Nous sommes en 2004. Le tramway ne viendra qu’une dizaine d’années plus tard et la Canebière est encore entièrement dévouées aux automobiles. Le logo de la marque André a déjà évolué pour un style plus moderne à la couleur rouge carmin.

2014 – En cette fin d’été, le magasin a été entièrement vidé et les ouvriers s’affairent sur les murs extérieurs. Les passants inquiets se demandent quelle sera donc  la nouvelle enseigne qui prendra  possession des lieux…

Quelques mois plus tard, c’est un magasin flambant neuf et bien plus luxueux qui ouvre ses portes.

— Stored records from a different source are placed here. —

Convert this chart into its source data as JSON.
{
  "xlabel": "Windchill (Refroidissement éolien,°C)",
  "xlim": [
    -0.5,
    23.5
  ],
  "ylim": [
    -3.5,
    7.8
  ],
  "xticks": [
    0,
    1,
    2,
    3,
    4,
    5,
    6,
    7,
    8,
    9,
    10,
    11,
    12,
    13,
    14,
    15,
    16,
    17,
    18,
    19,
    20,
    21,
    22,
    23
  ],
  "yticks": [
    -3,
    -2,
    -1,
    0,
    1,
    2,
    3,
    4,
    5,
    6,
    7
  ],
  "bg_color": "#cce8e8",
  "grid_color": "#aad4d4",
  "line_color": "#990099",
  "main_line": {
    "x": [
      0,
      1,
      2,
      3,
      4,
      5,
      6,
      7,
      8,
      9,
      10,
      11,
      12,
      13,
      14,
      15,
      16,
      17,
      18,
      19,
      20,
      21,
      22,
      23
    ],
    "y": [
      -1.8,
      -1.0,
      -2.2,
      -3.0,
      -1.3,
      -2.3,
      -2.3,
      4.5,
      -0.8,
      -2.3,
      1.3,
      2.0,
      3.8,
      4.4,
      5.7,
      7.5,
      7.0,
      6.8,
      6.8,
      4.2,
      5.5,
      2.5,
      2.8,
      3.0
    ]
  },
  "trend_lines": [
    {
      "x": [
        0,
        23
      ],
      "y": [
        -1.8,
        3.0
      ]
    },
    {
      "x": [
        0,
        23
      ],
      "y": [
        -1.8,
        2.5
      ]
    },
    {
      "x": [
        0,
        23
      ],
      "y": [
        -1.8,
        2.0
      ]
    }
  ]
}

Désormais, André n’est plus « Le chausseur sachant chausser » mais « Souliers de mode depuis 1900 ». La gamme des produits proposés s’est élevée, les prix également…Cette stratégie sera t’elle gagnante?

Cette nouvelle aventure ne durera que 10 ans. En 2024, la plus ancienne boutique de la Canebière,  qui a chaussé des milliers de marseillais petits et grands, ferme définitivement ses portes. Si l’enseigne ne disparait pas pour autant, il n’y a plus de magasin André dans la région marseillaise.

Après les pipes Izouard et le chausseur André, qui sera le prochain occupant des lieux? La municipalité semble prendre au sérieux la suite des événements et n’acceptera pas n’importe quel projet. Il faut dire que cet emplacement historique mérite mieux qu’une énième boutique de téléphones ou de services qui ont colonisé la Canebière et l’ont rendu impersonnelle et sans âme. La suite pour très bientôt….espérons le.